EGMR schlägt Alarm: Syrer darf vorerst nicht abgeschoben werden

EGMR schlägt Alarm: Syrer darf vorerst nicht abgeschoben werden

Der Europäische Gerichtshof für Menschenrechte (EGMR) hat eine geplante Abschiebung eines syrischen Staatsbürgers aus Österreich vorerst gestoppt. Das Gericht reagiert damit auf die dramatische Situation, die sich seit der ersten österreichischen Abschiebung eines Syrers im Juli 2025 zugespitzt hat. Dieser Mann gilt seither als vermisst, denn nach seiner Übergabe an die syrischen Behörden fehlt von ihm jede Spur, wie Der Standard berichtet. Das Innenministerium hatte die Abschiebung zuvor als Erfolg einer „harten und gerechten Asylpolitik“ gefeiert, doch der EGMR mahnt nun zu Vorsicht (APA).

Österreichs Alleingang in der EU – und die Folgen

Österreich ist bislang das einzige EU-Land, das seit dem Sturz von Machthaber Bashar al-Assad syrische Staatsbürger abgeschoben hat. Doch das Schicksal des ersten abgeschobenen Syrers ist weiterhin ungeklärt. Die unklare Lage hat nicht nur die UNO alarmiert, die Österreich zur Aufklärung auffordert, sondern auch den EGMR, der weitere Abschiebungen nach Syrien vorerst aussetzt. Die richterliche Anordnung gilt bis zum 8. September 2025, um Menschen vor der Rückkehr in ein Land zu schützen, das weiterhin im Kriegszustand ist – wie Der Standard und ORF berichten.

FPÖ kritisiert Abschiebungsstopp scharf

Die FPÖ reagiert empört auf die Entscheidung des EGMR. In einer Pressemitteilung bezeichnet die Freiheitliche Partei den Abschiebungsstopp als „weltfremd und abgehoben“ und kritisiert, dass dadurch die Sicherheit Österreichs und seiner Bürger aufs Spiel gesetzt werde. Die FPÖ fordert eine konsequentere Rückführung abgelehnter Asylwerber mit kriminellem Hintergrund.
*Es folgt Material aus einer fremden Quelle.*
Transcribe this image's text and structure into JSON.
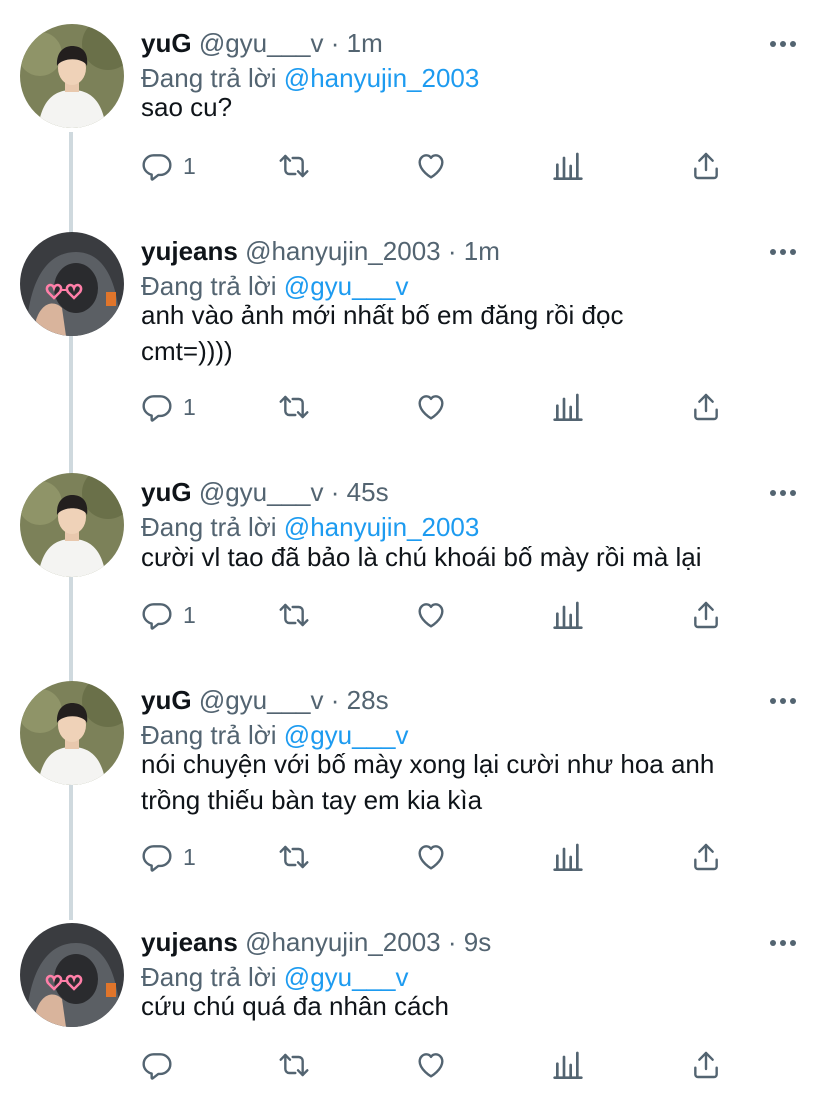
{
  "tweets": [
    {
      "name": "yuG",
      "handle": "@gyu___v",
      "sep": "·",
      "time": "1m",
      "reply_prefix": "Đang trả lời",
      "reply_to": "@hanyujin_2003",
      "lines": [
        "sao cu?"
      ],
      "reply_count": "1",
      "avatar": "yug"
    },
    {
      "name": "yujeans",
      "handle": "@hanyujin_2003",
      "sep": "·",
      "time": "1m",
      "reply_prefix": "Đang trả lời",
      "reply_to": "@gyu___v",
      "lines": [
        "anh vào ảnh mới nhất bố em đăng rồi đọc",
        "cmt=))))"
      ],
      "reply_count": "1",
      "avatar": "yujeans"
    },
    {
      "name": "yuG",
      "handle": "@gyu___v",
      "sep": "·",
      "time": "45s",
      "reply_prefix": "Đang trả lời",
      "reply_to": "@hanyujin_2003",
      "lines": [
        "cười vl tao đã bảo là chú khoái bố mày rồi mà lại"
      ],
      "reply_count": "1",
      "avatar": "yug"
    },
    {
      "name": "yuG",
      "handle": "@gyu___v",
      "sep": "·",
      "time": "28s",
      "reply_prefix": "Đang trả lời",
      "reply_to": "@gyu___v",
      "lines": [
        "nói chuyện với bố mày xong lại cười như hoa anh",
        "trồng thiếu bàn tay em kia kìa"
      ],
      "reply_count": "1",
      "avatar": "yug"
    },
    {
      "name": "yujeans",
      "handle": "@hanyujin_2003",
      "sep": "·",
      "time": "9s",
      "reply_prefix": "Đang trả lời",
      "reply_to": "@gyu___v",
      "lines": [
        "cứu chú quá đa nhân cách"
      ],
      "reply_count": "",
      "avatar": "yujeans"
    }
  ],
  "icons": {
    "reply": "reply-icon",
    "retweet": "retweet-icon",
    "like": "heart-icon",
    "analytics": "analytics-icon",
    "share": "share-icon",
    "more": "more-icon"
  },
  "colors": {
    "mention": "#1d9bf0",
    "secondary": "#536471",
    "thread_line": "#cfd9de"
  }
}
Man argumentiert, dass Österreich das Recht haben müsse, eigenständig über Abschiebungen zu entscheiden, und wirft EU und EGMR vor, die nationale Souveränität zu untergraben (FPÖ-Pressemeldung).

Innenminister Karner in der Kritik – und in der Defensive

Innenminister Gerhard Karner verteidigt die Abschiebung als wichtigen Schritt der Rechtsstaatlichkeit, gerät aber zunehmend unter Druck. Menschenrechtsorganisationen und die UNO werfen ihm Versagen vor und fordern mehr Transparenz sowie humane Lösungen für syrische Flüchtlinge. Die Opposition kritisiert, dass mit der Abschiebung das Leben der Betroffenen riskiert und das Vertrauen in die österreichische Asylpolitik beschädigt werde, wie APA und Kleine Zeitung berichten.

Ein Fall, der ganz Österreich beschäftigt

Der Fall zeigt, wie schwierig das Thema Abschiebungen in Zeiten von Krieg und Menschenrechtsverletzungen ist. Österreich steht zwischen dem Druck, Härte zu zeigen, und der Verantwortung, Menschen vor unmenschlichen Zuständen zu schützen. Mit seinem Urteil hat der EGMR klar gemacht, dass Menschenrechte auch in der Migrationspolitik unverhandelbar sind. Die nächste Entscheidung über syrische Abschiebungen in Österreich wird mit Spannung erwartet, wie Der Standard zusammenfasst.